Sebagai ketua OSIS, aku bertanggungjawab menyiapkan acara ini. Dua bulan persiapan untuk acara setengah hari. Melelahkan, tapi juga menyenangkan. Hari ini aku benar-benar tampil sebagai bintang. Aku diumumkan menjadi lulusan terbaik sekolah, bahkan lulusan terbaik nasional dari sekolah-sekolah yang ada dibawah departemen pertanian. Karenanya aku juga diumumkan mendapatkan beasiswa kuliah di salah satu perguruan tinggi ternama di Indonesia. Aku juga tampil dalam pidato perpisahan mewakili teman-teman kelas tiga yang lulus hari ini. aku pun tampil sebagai pelakon utama dalam sebuah drama yang aku sutradarai sendiri. juga tampil menerima penghargaan sebagai siswa penggerak kegiatan ekstrakurikuler. Dan terakhir aku juga tampil untuk menyerahkan jabatan ketua OSIS kepada ketua OSIS baru yang dipilih beberapa hari sebelumnya. Ketika video dokumenter acara ini diputar, wajahku benar-benar menjadi aktor utama didalamnya.

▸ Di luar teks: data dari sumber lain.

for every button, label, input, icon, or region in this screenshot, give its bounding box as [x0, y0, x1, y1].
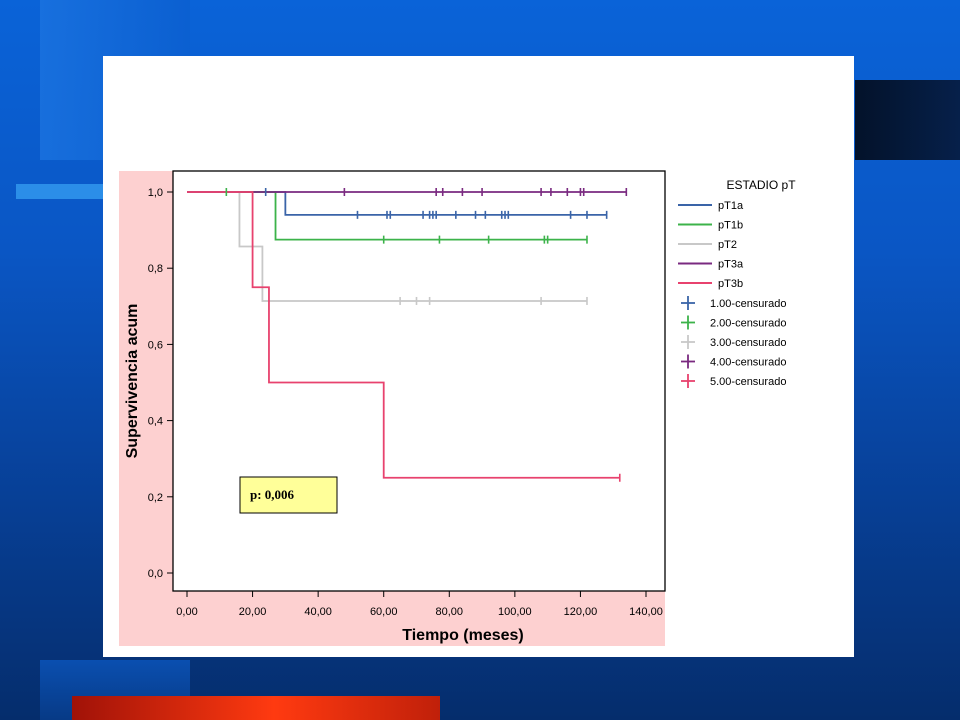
slide-canvas: 0,0 0,2 0,4 0,6 0,8 1,0 0,00 20,00 40,00 60,00 80…: [103, 56, 854, 657]
legend-censor-label: 2.00-censurado: [710, 318, 786, 330]
legend-censor-label: 4.00-censurado: [710, 357, 786, 369]
x-tick-label: 0,00: [176, 606, 197, 618]
series-lines: [187, 191, 627, 479]
pvalue-box: [239, 476, 338, 514]
legend-label: pT3a: [718, 259, 744, 271]
y-tick-label: 0,4: [148, 416, 163, 428]
background-red-bar: [72, 696, 440, 720]
background-dark-block: [855, 80, 960, 160]
legend-title: ESTADIO pT: [726, 178, 796, 192]
legend-censor-label: 1.00-censurado: [710, 298, 786, 310]
x-axis-label: Tiempo (meses): [402, 627, 524, 644]
y-tick-label: 0,6: [148, 339, 163, 351]
legend-censor-label: 3.00-censurado: [710, 337, 786, 349]
legend-label: pT1a: [718, 200, 744, 212]
x-tick-label: 60,00: [370, 606, 398, 618]
x-tick-label: 40,00: [304, 606, 332, 618]
background-light-bar: [16, 184, 110, 199]
legend-label: pT3b: [718, 278, 743, 290]
series-line-pt3b: [187, 191, 620, 479]
x-tick-label: 20,00: [239, 606, 267, 618]
y-axis-ticks: 0,0 0,2 0,4 0,6 0,8 1,0: [148, 187, 173, 580]
x-tick-label: 140,00: [629, 606, 663, 618]
pvalue-text: p: 0,006: [250, 487, 295, 502]
legend-censor-label: 5.00-censurado: [710, 376, 786, 388]
x-tick-label: 100,00: [498, 606, 532, 618]
x-tick-label: 80,00: [436, 606, 464, 618]
legend-label: pT1b: [718, 220, 743, 232]
y-tick-label: 0,0: [148, 568, 163, 580]
y-tick-label: 1,0: [148, 187, 163, 199]
x-axis-ticks: 0,00 20,00 40,00 60,00 80,00 100,00 120,00 140,…: [176, 591, 663, 618]
legend: pT1a pT1b pT2 pT3a pT3b 1.00-censurado 2.00-ce…: [678, 200, 786, 388]
y-tick-label: 0,2: [148, 492, 163, 504]
x-tick-label: 120,00: [564, 606, 598, 618]
censor-marks: [225, 188, 628, 482]
y-tick-label: 0,8: [148, 263, 163, 275]
plot-area: [172, 170, 666, 592]
survival-chart: 0,0 0,2 0,4 0,6 0,8 1,0 0,00 20,00 40,00 60,00 80…: [119, 170, 796, 646]
legend-label: pT2: [718, 239, 737, 251]
y-axis-label: Supervivencia acum: [124, 304, 141, 459]
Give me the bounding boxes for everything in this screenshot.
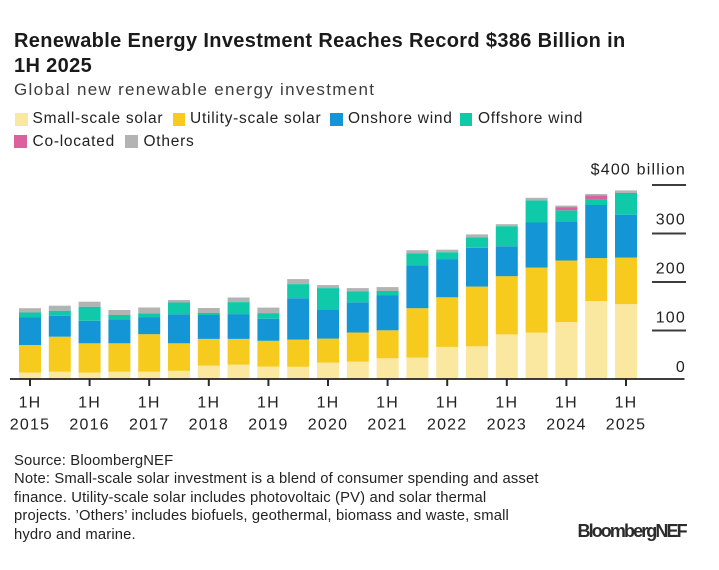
svg-text:1H: 1H: [19, 395, 42, 412]
svg-text:2016: 2016: [69, 417, 109, 434]
svg-text:1H: 1H: [138, 395, 161, 412]
svg-text:1H: 1H: [555, 395, 578, 412]
svg-text:1H: 1H: [495, 395, 518, 412]
svg-text:200: 200: [656, 261, 686, 278]
svg-text:1H: 1H: [317, 395, 340, 412]
svg-text:$400 billion: $400 billion: [591, 162, 686, 179]
svg-text:2025: 2025: [606, 417, 646, 434]
svg-text:2022: 2022: [427, 417, 467, 434]
svg-text:1H: 1H: [257, 395, 280, 412]
svg-text:1H: 1H: [615, 395, 638, 412]
svg-text:100: 100: [656, 310, 686, 327]
svg-text:2019: 2019: [248, 417, 288, 434]
svg-text:0: 0: [676, 359, 686, 376]
svg-text:1H: 1H: [197, 395, 220, 412]
svg-text:1H: 1H: [376, 395, 399, 412]
svg-text:2018: 2018: [189, 417, 229, 434]
svg-text:2023: 2023: [487, 417, 527, 434]
svg-text:300: 300: [656, 211, 686, 228]
svg-text:2015: 2015: [10, 417, 50, 434]
svg-text:1H: 1H: [436, 395, 459, 412]
svg-text:2024: 2024: [546, 417, 586, 434]
svg-text:2021: 2021: [367, 417, 407, 434]
svg-text:1H: 1H: [78, 395, 101, 412]
svg-text:2020: 2020: [308, 417, 348, 434]
svg-text:2017: 2017: [129, 417, 169, 434]
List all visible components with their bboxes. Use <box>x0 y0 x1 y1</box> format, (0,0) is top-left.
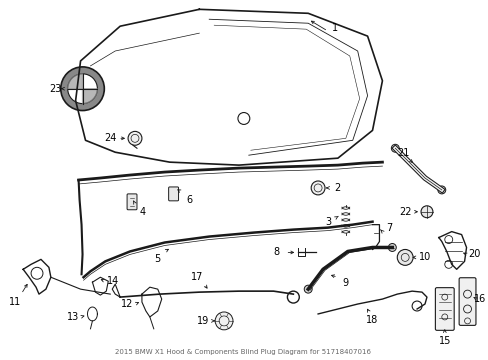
Text: 14: 14 <box>107 276 119 286</box>
FancyBboxPatch shape <box>127 194 137 210</box>
Text: 19: 19 <box>197 316 209 326</box>
Circle shape <box>67 74 97 104</box>
Text: 12: 12 <box>121 299 133 309</box>
Text: 17: 17 <box>191 272 203 282</box>
Text: 10: 10 <box>418 252 430 262</box>
Text: 13: 13 <box>66 312 79 322</box>
Text: 7: 7 <box>386 222 392 233</box>
Circle shape <box>420 206 432 218</box>
Text: 21: 21 <box>396 148 408 158</box>
Text: 2: 2 <box>333 183 339 193</box>
Text: 6: 6 <box>186 195 192 205</box>
Text: 5: 5 <box>154 255 161 264</box>
Circle shape <box>304 285 311 293</box>
FancyBboxPatch shape <box>168 187 178 201</box>
Text: 18: 18 <box>366 315 378 325</box>
Circle shape <box>128 131 142 145</box>
Text: 2015 BMW X1 Hood & Components Blind Plug Diagram for 51718407016: 2015 BMW X1 Hood & Components Blind Plug… <box>115 348 370 355</box>
Text: 3: 3 <box>324 217 330 227</box>
Text: 11: 11 <box>9 297 21 307</box>
Text: 16: 16 <box>473 294 486 304</box>
Text: 9: 9 <box>342 278 348 288</box>
Text: 23: 23 <box>50 84 62 94</box>
Circle shape <box>387 243 395 251</box>
Text: 15: 15 <box>438 336 450 346</box>
FancyBboxPatch shape <box>434 288 453 330</box>
Text: 22: 22 <box>398 207 410 217</box>
Circle shape <box>437 186 445 194</box>
Polygon shape <box>67 74 82 89</box>
FancyBboxPatch shape <box>458 278 475 325</box>
Circle shape <box>396 249 412 265</box>
Text: 8: 8 <box>273 247 279 257</box>
Circle shape <box>310 181 325 195</box>
Text: 4: 4 <box>140 207 146 217</box>
Circle shape <box>215 312 232 330</box>
Circle shape <box>61 67 104 111</box>
Text: 24: 24 <box>104 133 116 143</box>
Polygon shape <box>82 89 97 104</box>
Text: 20: 20 <box>468 249 480 260</box>
Circle shape <box>390 144 398 152</box>
Text: 1: 1 <box>331 23 337 33</box>
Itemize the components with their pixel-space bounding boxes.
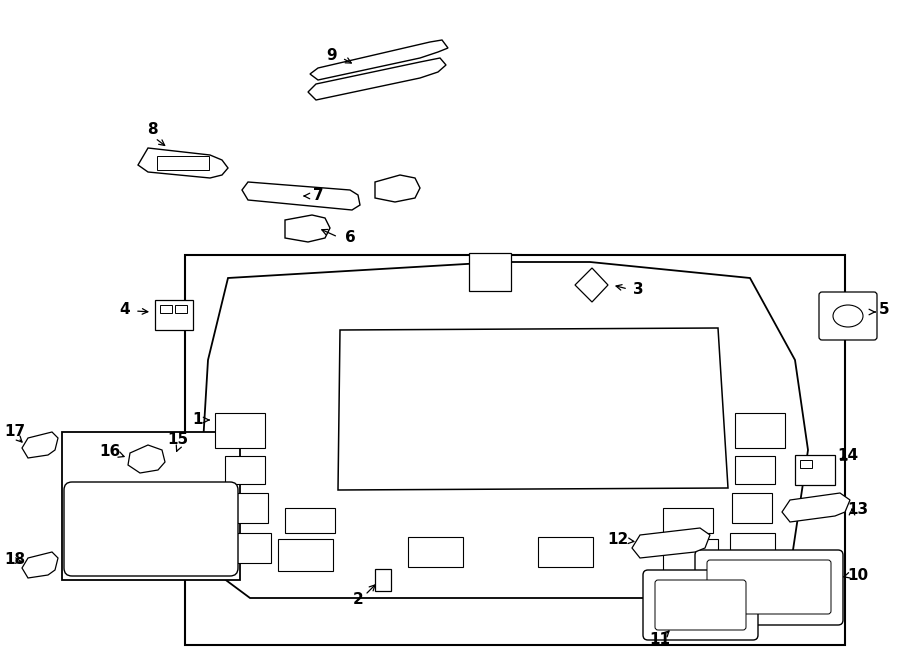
Bar	[800, 460, 812, 468]
Bar	[185, 255, 845, 645]
Bar	[215, 412, 265, 447]
Bar	[735, 456, 775, 484]
Polygon shape	[128, 445, 165, 473]
FancyBboxPatch shape	[695, 550, 843, 625]
Text: 11: 11	[650, 633, 670, 648]
FancyBboxPatch shape	[64, 482, 238, 576]
Text: 12: 12	[608, 533, 628, 547]
FancyBboxPatch shape	[655, 580, 746, 630]
Text: 4: 4	[120, 303, 130, 317]
Bar	[735, 412, 785, 447]
Bar	[663, 508, 713, 533]
Polygon shape	[138, 148, 228, 178]
Polygon shape	[632, 528, 710, 558]
Text: 10: 10	[848, 568, 868, 582]
Bar	[228, 493, 268, 523]
Bar	[157, 156, 209, 170]
Bar	[226, 533, 271, 563]
Bar	[730, 533, 775, 563]
Polygon shape	[308, 58, 446, 100]
Text: 13: 13	[848, 502, 868, 518]
Bar	[62, 432, 240, 580]
Bar	[469, 253, 511, 291]
Text: 6: 6	[345, 231, 356, 245]
Polygon shape	[202, 262, 808, 598]
Bar	[662, 539, 717, 571]
Bar	[285, 508, 335, 533]
Text: 1: 1	[193, 412, 203, 428]
Polygon shape	[575, 268, 608, 302]
Bar	[537, 537, 592, 567]
Text: 17: 17	[4, 424, 25, 440]
FancyBboxPatch shape	[707, 560, 831, 614]
Text: 3: 3	[633, 282, 643, 297]
Polygon shape	[782, 493, 850, 522]
Bar	[160, 305, 172, 313]
Polygon shape	[242, 182, 360, 210]
Bar	[795, 455, 835, 485]
Bar	[277, 539, 332, 571]
Text: 5: 5	[878, 303, 889, 317]
Text: 18: 18	[4, 553, 25, 568]
Polygon shape	[338, 328, 728, 490]
Bar	[225, 456, 265, 484]
Polygon shape	[375, 175, 420, 202]
Bar	[375, 569, 391, 591]
Polygon shape	[310, 40, 448, 80]
Bar	[155, 300, 193, 330]
Bar	[408, 537, 463, 567]
Polygon shape	[285, 215, 330, 242]
Text: 15: 15	[167, 432, 189, 447]
Text: 14: 14	[837, 447, 859, 463]
Bar	[732, 493, 772, 523]
Text: 2: 2	[353, 592, 364, 607]
Polygon shape	[22, 552, 58, 578]
Text: 7: 7	[312, 188, 323, 204]
Text: 8: 8	[147, 122, 158, 137]
Ellipse shape	[833, 305, 863, 327]
Bar	[175, 305, 187, 313]
Text: 16: 16	[99, 444, 121, 459]
Polygon shape	[22, 432, 58, 458]
FancyBboxPatch shape	[819, 292, 877, 340]
Text: 9: 9	[327, 48, 338, 63]
FancyBboxPatch shape	[643, 570, 758, 640]
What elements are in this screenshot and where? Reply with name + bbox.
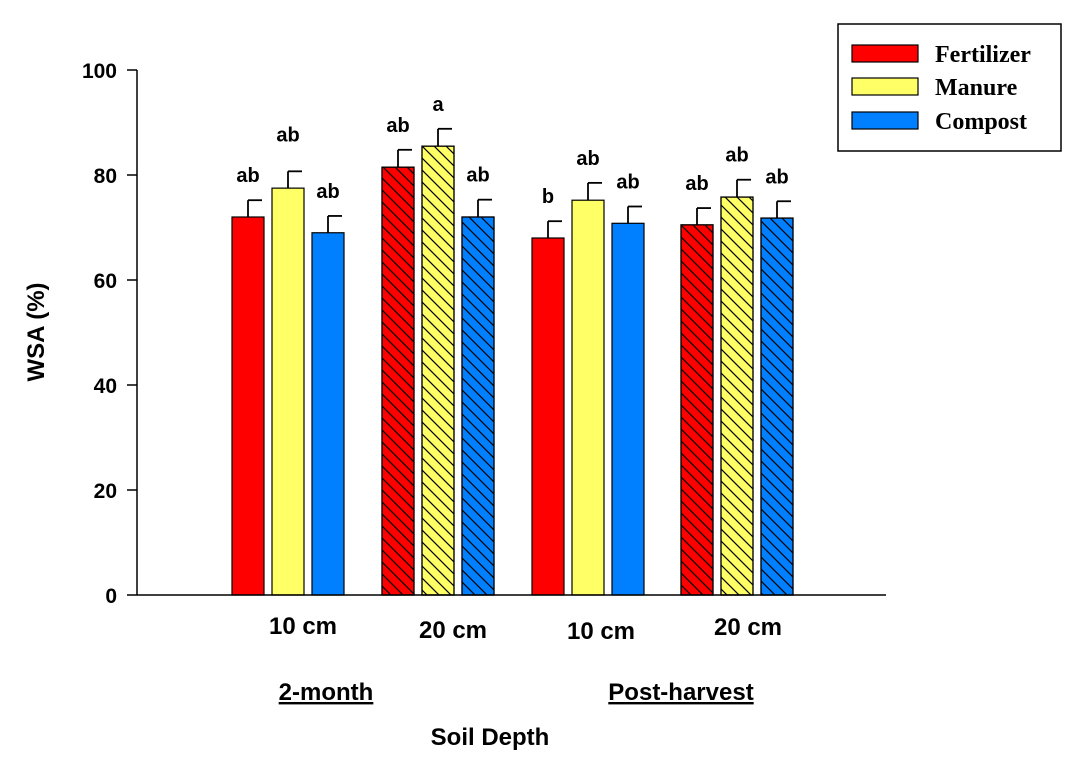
significance-label: ab xyxy=(616,172,639,194)
group-label: 10 cm xyxy=(269,613,337,640)
y-tick-label: 40 xyxy=(94,375,117,398)
legend: Fertilizer Manure Compost xyxy=(837,23,1062,152)
bar-hatch xyxy=(760,217,794,596)
y-tick-label: 0 xyxy=(105,585,117,608)
significance-label: ab xyxy=(685,173,708,195)
y-tick-label: 20 xyxy=(94,480,117,503)
bar-hatch xyxy=(381,166,415,596)
significance-label: ab xyxy=(466,165,489,187)
bar-manure xyxy=(271,187,305,596)
y-axis-title: WSA (%) xyxy=(23,282,50,381)
bar-manure xyxy=(571,199,605,596)
bar-compost xyxy=(311,232,345,596)
significance-label: ab xyxy=(236,165,259,187)
legend-swatch-compost xyxy=(851,111,919,130)
bar-hatch xyxy=(461,216,495,596)
bar-fertilizer xyxy=(231,216,265,596)
period-label: 2-month xyxy=(279,679,374,706)
bar-hatch xyxy=(680,224,714,596)
x-axis-title: Soil Depth xyxy=(431,724,550,751)
group-label: 20 cm xyxy=(419,617,487,644)
significance-label: ab xyxy=(765,166,788,188)
y-tick-label: 60 xyxy=(94,270,117,293)
significance-label: b xyxy=(542,186,554,208)
y-tick-label: 100 xyxy=(82,60,117,83)
legend-swatch-manure xyxy=(851,77,919,96)
period-label: Post-harvest xyxy=(608,679,753,706)
bar-hatch xyxy=(421,145,455,596)
significance-label: ab xyxy=(276,124,299,146)
legend-label-manure: Manure xyxy=(935,75,1018,101)
significance-label: ab xyxy=(386,115,409,137)
legend-swatch-fertilizer xyxy=(851,44,919,63)
group-label: 20 cm xyxy=(714,614,782,641)
bar-compost xyxy=(611,222,645,596)
bar-fertilizer xyxy=(531,237,565,596)
significance-label: ab xyxy=(725,145,748,167)
bar-hatch xyxy=(720,196,754,596)
significance-label: a xyxy=(432,94,444,116)
y-tick-label: 80 xyxy=(94,165,117,188)
significance-label: ab xyxy=(316,181,339,203)
significance-label: ab xyxy=(576,148,599,170)
legend-label-fertilizer: Fertilizer xyxy=(935,42,1031,68)
legend-label-compost: Compost xyxy=(935,109,1027,135)
axes: 0 20 40 60 80 100 xyxy=(82,60,886,608)
axis-labels: 10 cm 20 cm 10 cm 20 cm 2-month Post-harvest S… xyxy=(23,282,782,751)
group-label: 10 cm xyxy=(567,618,635,645)
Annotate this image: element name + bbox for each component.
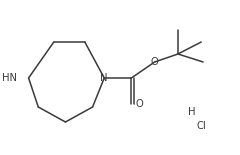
Text: Cl: Cl <box>196 121 206 131</box>
Text: H: H <box>188 107 195 117</box>
Text: O: O <box>135 99 143 109</box>
Text: N: N <box>101 73 108 83</box>
Text: O: O <box>151 57 159 67</box>
Text: HN: HN <box>2 73 17 83</box>
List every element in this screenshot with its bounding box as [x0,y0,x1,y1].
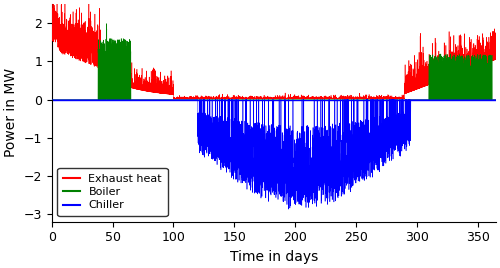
Exhaust heat [196,97,202,100]
Boiler [49,98,55,101]
Chiller [175,98,181,101]
Exhaust heat [49,28,55,31]
X-axis label: Time in days: Time in days [230,250,318,264]
Line: Boiler: Boiler [52,24,496,99]
Chiller [290,98,296,101]
Boiler [144,98,150,101]
Chiller [493,98,499,101]
Boiler [175,98,181,101]
Boiler [180,98,186,101]
Chiller [144,98,150,101]
Exhaust heat [170,97,176,100]
Exhaust heat [170,93,175,96]
Exhaust heat [180,97,186,100]
Chiller [196,111,202,114]
Chiller [49,98,55,101]
Boiler [104,22,110,25]
Y-axis label: Power in MW: Power in MW [4,68,18,157]
Chiller [170,98,175,101]
Exhaust heat [176,97,182,100]
Chiller [286,207,292,211]
Boiler [478,85,484,88]
Boiler [493,98,499,101]
Legend: Exhaust heat, Boiler, Chiller: Exhaust heat, Boiler, Chiller [58,168,168,216]
Exhaust heat [144,86,150,89]
Boiler [170,98,175,101]
Exhaust heat [478,64,484,67]
Chiller [478,98,484,101]
Exhaust heat [493,58,499,61]
Boiler [196,98,202,101]
Chiller [180,98,186,101]
Line: Chiller: Chiller [52,99,496,209]
Line: Exhaust heat: Exhaust heat [52,0,496,99]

Tak cukup dengan itu, keesokan harinya pun wajahku tampil di sebuah media lokal. Wartawannya menulis soal prestasiku sebagai lulusan terbaik nasional dan soal jaminan beasiswa untukku. Semua kebanggaan datang menghampiriku saat itu. Tak terkecuali keluarga besar dan seluruh orang di kampung halamanku. Aku tenggelam dalam euphoria kebanggaan dan kebahagiaan.

Beberapa pekan setelahnya, semua terang itu seketika berubah gelap. Saat aku menanyakan soal beasiswa kuliah yang dijanjikan kepadaku. Entah bagaimana ceritanya, aku dianggap telat mengurus persyaratan administrasi yang membuatku gagal menerima beasiswa itu. Rasanya aku bagai jatuh dari puncak gunung,terpuruk dalam kesedihan. Bukan karena aku tidak bisa mendapatkan beasiswa itu, tapi karena aku membayangkan betapa kecewanya orang-orang terdekatku yang baru beberapa hari ini memujiku. Satu kampung sudah tau bahwa aku akan kuliah di Jawa dengan beasiswa dari pemerintah, bahwa aku adalah anak pintar yang membanggakan keluarganya, bahwa aku adalah harapan mereka. Apa jadinya jika aku tidak melanjutkan pendidikan ke perguruan tinggi.
“Ah, aku pasti dikucilkan” pikirku.

Hari itu adalah hari terakhir pendaftaran Seleksi Penerimaan Mahasiswa Baru (SPMB) yang sekarang bernama SNMPTN. Tanpa pikir panjang aku langsung pergi mendaftar, meski dengan dana pinjaman yang dengan susah payah kudapatkan. Jika aku tidak dapat pergi kuliah di kampus favoritku di Jawa, setidaknya aku harus tetap kuliah di kampus negeri, pikirku. Aku lalu mengikuti tes SPMB. Hingga tiba masanya pengumuman hasil, aku kembali harus menelan pil pahit karena daftar nama calon mahasiswa yang lulus sedikitpun tidak memuat namaku. Kali ini bukan hanya sedih dan murung, aku juga harus menanggung malu yang tiada terkira. Bagaimana tidak, aku telah dinobatkan sebagai lulusan terbaik nasional, tapi aku tak mampu lulus tes seleksi mahasiswa. Sementara teman-temanku yang lulus ujian SMA dengan nilai seadanya justeru mendapatkan kehormatan untuk diterima sebagai mahasiswa.

“ini tidak adil” gumamku.

Benar saja, di kampung asalku, kegagalanku dalam tes seleksi itu diperbincangkan hangat. Ada yang prihatin dan ada pula yang memandangku sinis karena menganggap prestasiku dalam kelulusan SMA kemarin hanya kebetulan.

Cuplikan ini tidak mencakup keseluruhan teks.